On Microblogging: I follow David Ramsey Maps of Cartographica Extrodinaire, someone from Nightline (ABC), John Wood, the guy who starts libraries, and a few from my SLIS cohort. I think I need more ‘active’ experience with this technology in order to more fully appreciate it’s potential.
Tagging and Social Bookmarking: Signed up for Diigo: downloaded digital toolbar and started a list of favorites/essentials and tagged each page.
A few days with Diigo and I love it! I’m tagging more confidantly and plugging in old finds into my new tool! I plan on taking it with me to the reference desk…when ‘they’ let me!
Images & Photos: http://www.flickr.com/photos/kenrol1/
Photo Fun: While this was a fun browse, I can’t quite see flickr taking the place of a jing tutorial. Photo Fun should be renamed Photo Frustration. I signed up for Pixlr and expected to easily save my project to my computer but couldn’t see how to get a specific location designated. Will recruit technical support. I stumbled through directions and created a few unique versions of my fb profile photo.

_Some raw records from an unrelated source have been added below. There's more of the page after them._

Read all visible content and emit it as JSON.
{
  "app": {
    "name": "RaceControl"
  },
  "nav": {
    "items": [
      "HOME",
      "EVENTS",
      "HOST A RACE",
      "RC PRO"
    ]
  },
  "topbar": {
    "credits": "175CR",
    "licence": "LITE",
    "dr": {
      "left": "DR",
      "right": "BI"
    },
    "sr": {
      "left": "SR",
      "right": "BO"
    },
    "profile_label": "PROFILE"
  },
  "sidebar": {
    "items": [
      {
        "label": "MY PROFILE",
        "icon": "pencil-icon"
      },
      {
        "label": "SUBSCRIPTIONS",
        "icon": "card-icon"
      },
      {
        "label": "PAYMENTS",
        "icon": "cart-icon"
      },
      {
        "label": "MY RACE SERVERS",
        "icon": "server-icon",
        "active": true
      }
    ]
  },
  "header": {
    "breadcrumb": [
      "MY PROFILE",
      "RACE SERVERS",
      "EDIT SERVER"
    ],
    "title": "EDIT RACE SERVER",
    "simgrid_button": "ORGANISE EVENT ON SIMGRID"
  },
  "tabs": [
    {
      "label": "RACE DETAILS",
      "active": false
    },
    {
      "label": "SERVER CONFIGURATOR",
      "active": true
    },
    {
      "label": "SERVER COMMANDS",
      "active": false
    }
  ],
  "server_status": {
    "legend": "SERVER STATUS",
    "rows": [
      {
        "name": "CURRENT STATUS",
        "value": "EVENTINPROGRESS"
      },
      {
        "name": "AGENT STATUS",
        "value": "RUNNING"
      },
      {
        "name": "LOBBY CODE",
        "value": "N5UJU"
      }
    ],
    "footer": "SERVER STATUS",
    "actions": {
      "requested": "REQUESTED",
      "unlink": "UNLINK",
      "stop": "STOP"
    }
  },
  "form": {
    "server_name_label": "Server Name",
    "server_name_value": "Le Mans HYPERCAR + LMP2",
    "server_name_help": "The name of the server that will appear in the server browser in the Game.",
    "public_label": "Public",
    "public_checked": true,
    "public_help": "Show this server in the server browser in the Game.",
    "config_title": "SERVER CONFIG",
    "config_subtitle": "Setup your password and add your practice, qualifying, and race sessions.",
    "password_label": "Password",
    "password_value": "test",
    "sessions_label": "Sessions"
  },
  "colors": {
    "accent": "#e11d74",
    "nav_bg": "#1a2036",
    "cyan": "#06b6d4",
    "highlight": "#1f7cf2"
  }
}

Several days later….ah, now I understand the difference between Flickr and picnik and pixlr! Here is my favorite ‘special effect’ photo. These tools are great for marketing strategies using images of one’s library; adding visual effects to demonstrate the magic we know is inside. Or, a lighthearted approach with chat icons to encourage contact with the librarian!

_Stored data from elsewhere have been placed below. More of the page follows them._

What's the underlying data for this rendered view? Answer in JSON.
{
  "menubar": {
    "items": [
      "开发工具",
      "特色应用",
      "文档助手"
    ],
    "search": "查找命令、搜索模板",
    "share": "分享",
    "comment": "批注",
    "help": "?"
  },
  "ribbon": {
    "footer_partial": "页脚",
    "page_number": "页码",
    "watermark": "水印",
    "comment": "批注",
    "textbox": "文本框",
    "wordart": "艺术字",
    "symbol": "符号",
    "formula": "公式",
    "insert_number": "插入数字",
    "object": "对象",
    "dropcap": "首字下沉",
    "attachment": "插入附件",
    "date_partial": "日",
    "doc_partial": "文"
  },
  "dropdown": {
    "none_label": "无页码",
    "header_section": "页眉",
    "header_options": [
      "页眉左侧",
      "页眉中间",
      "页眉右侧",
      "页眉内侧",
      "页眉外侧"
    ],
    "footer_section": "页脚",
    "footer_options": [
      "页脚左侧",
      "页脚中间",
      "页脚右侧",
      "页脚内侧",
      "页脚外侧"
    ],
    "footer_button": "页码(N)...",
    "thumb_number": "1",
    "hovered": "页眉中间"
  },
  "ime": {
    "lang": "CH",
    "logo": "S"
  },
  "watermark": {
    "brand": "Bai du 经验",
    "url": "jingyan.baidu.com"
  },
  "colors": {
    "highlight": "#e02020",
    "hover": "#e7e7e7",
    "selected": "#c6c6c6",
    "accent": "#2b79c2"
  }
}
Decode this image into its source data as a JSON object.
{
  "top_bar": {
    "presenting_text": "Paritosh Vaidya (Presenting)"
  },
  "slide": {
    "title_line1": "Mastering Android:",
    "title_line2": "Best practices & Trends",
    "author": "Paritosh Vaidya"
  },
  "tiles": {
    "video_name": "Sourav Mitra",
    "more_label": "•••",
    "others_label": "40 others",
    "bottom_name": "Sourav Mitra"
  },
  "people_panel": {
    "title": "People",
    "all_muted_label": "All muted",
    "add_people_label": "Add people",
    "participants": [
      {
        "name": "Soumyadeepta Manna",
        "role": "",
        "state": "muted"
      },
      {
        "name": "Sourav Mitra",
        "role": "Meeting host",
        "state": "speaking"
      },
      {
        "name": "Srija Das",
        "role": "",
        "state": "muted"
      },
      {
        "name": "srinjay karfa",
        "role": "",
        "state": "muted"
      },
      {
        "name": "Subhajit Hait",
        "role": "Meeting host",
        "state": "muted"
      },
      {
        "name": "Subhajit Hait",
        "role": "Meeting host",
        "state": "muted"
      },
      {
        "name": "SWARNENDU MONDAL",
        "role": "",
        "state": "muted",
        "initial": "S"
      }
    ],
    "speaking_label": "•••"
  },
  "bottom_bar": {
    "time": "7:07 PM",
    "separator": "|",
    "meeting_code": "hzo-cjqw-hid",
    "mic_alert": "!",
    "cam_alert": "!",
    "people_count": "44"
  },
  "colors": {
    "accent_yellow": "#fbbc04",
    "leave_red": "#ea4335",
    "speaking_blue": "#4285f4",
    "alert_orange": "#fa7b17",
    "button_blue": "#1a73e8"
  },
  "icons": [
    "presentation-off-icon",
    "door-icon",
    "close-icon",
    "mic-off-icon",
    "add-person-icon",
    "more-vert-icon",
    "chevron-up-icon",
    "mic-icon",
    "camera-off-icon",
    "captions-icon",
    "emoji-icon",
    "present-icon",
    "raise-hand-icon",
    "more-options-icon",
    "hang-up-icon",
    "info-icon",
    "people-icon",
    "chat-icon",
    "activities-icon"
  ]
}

I read an article yesterday in a librarians’ blog, www.walkingpaper.org/1436 about libraries becoming a place to create content; not just find content. The creative process requires more than just one moment of inspiration; a series of nudges and serendipity moments need to follow the ‘aha’. We do that when we implement information fluency courses and grow those introductory sessions into translating fluency to creative original expressions (isn’t that what a book is, to some extent?).